Each week the contestants are presented with a real business challenge and are given a week to solve it. At the end of the week you’ll present your solution to a group of business leaders who will determine if your solution is a good one or if it’s a shitty one. The winner moves on to the next week while the loser is sent home with a knitted sweater with a cat on the front. The contestant who makes it all the way through gets to call themselves an HR Pro. For real this time.
Now, it wouldn’t be fair to just throw these HR misfits into a challenge without any coaching. So we hired the perfect guy for the job. You know, someone who is supportive, has tact, and only has your best interests in mind: Tim Sackett.
Of course that leaves us with our panel of judges (American Idol meets Drew Pinsksy). Again, we searched high and low and our esteemed panel had to meet a few important criteria such as knowing the HR business but also not afraid to call b.s. when they see it. Naturally, there were 3 people that came to mind: KD, Tincup, and Meredith (in the role of Paula Abdul – dancing cat sidekick optional).

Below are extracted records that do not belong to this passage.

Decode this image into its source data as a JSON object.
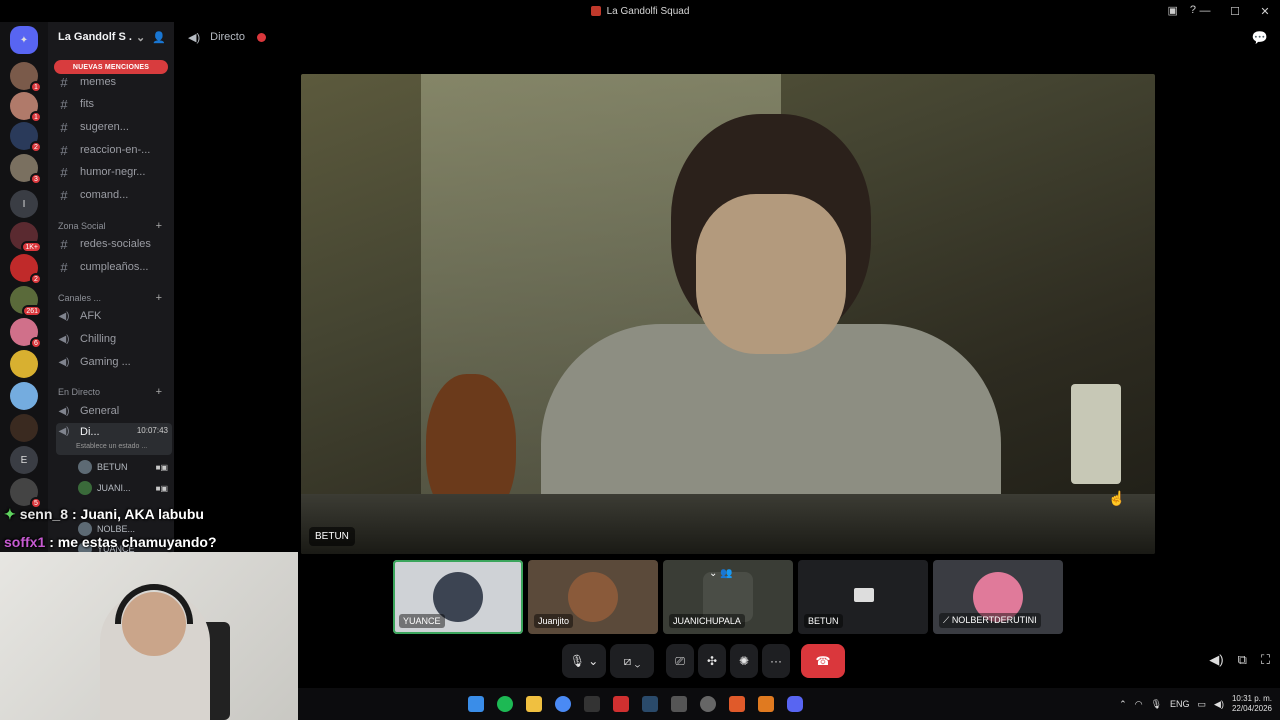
{
  "window": {
    "title": "La Gandolfi Squad"
  },
  "server": {
    "name": "La Gandolf S .",
    "new_mentions": "NUEVAS MENCIONES"
  },
  "channels": [
    {
      "label": "memes",
      "top": 0
    },
    {
      "label": "fits"
    },
    {
      "label": "sugeren..."
    },
    {
      "label": "reaccion-en-..."
    },
    {
      "label": "humor-negr..."
    },
    {
      "label": "comand..."
    }
  ],
  "categories": {
    "zona_social": "Zona Social",
    "canales": "Canales ...",
    "en_directo": "En Directo"
  },
  "social_channels": [
    "redes-sociales",
    "cumpleaños..."
  ],
  "voice_channels": [
    "AFK",
    "Chilling",
    "Gaming ..."
  ],
  "live_channels": {
    "general": "General",
    "active": "Di...",
    "timer": "10:07:43",
    "status": "Establece un estado ..."
  },
  "voice_users": [
    "BETUN",
    "JUANI...",
    "NOLBE...",
    "YUANCE"
  ],
  "guild_badges": [
    "1",
    "1",
    "2",
    "3",
    "1K+",
    "2",
    "261",
    "6",
    "5"
  ],
  "guild_letters": [
    "I",
    "E"
  ],
  "topbar": {
    "channel": "Directo"
  },
  "main_video": {
    "name": "BETUN"
  },
  "tiles": [
    {
      "label": "YUANCE"
    },
    {
      "label": "Juanjito"
    },
    {
      "label": "JUANICHUPALA"
    },
    {
      "label": "BETUN"
    },
    {
      "label": "NOLBERTDERUTINI"
    }
  ],
  "chat_overlay": [
    {
      "user": "senn_8",
      "message": ": Juani, AKA labubu"
    },
    {
      "user": "soffx1",
      "message": ": me estas chamuyando?"
    }
  ],
  "taskbar": {
    "lang": "ENG",
    "time": "10:31 p. m.",
    "date": "22/04/2026"
  },
  "icons": {
    "discord": "discord-icon",
    "mic": "microphone-icon",
    "camera": "camera-off-icon",
    "share": "screen-share-icon",
    "activities": "activities-icon",
    "soundboard": "soundboard-icon",
    "more": "more-icon",
    "hangup": "hang-up-icon"
  },
  "colors": {
    "accent_red": "#da373c",
    "speaking_green": "#3ba55c",
    "sidebar": "#19191c"
  }
}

All joking aside, I’ve done some of the things on the list myself which at the time seemed like they were the right things to do. But the point of the post is this: if our profession is going to be taken seriously we’ve got to stop worrying about and doing the things that don’t really have an impact in our companies. We have to change the measurement bar from how much “stuff” have you done to what “impact” have you had. And if you need some help, I’ve got just the program to help you!

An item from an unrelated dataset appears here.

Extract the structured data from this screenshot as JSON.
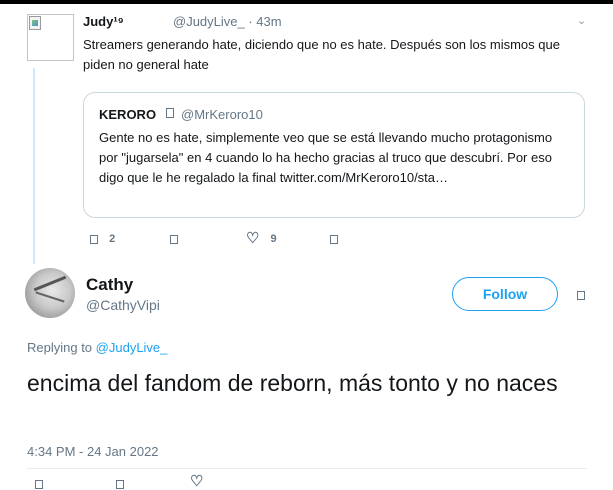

Andy – love it. But, worried about my role on a panel of judges where Meredith and Tincup are with me.
Am I the balanced one? The one everyone looks to for moderation so the show doesn’t get sued? Interesting… I’d actually pay for the opportunity to be on that panel!
KD
I love my cats! But OK, I don’t have pictures of them on my desk…
Nice funny perspective. Guess I better talk quieter if I’m in a cube. But what if my laughter carries?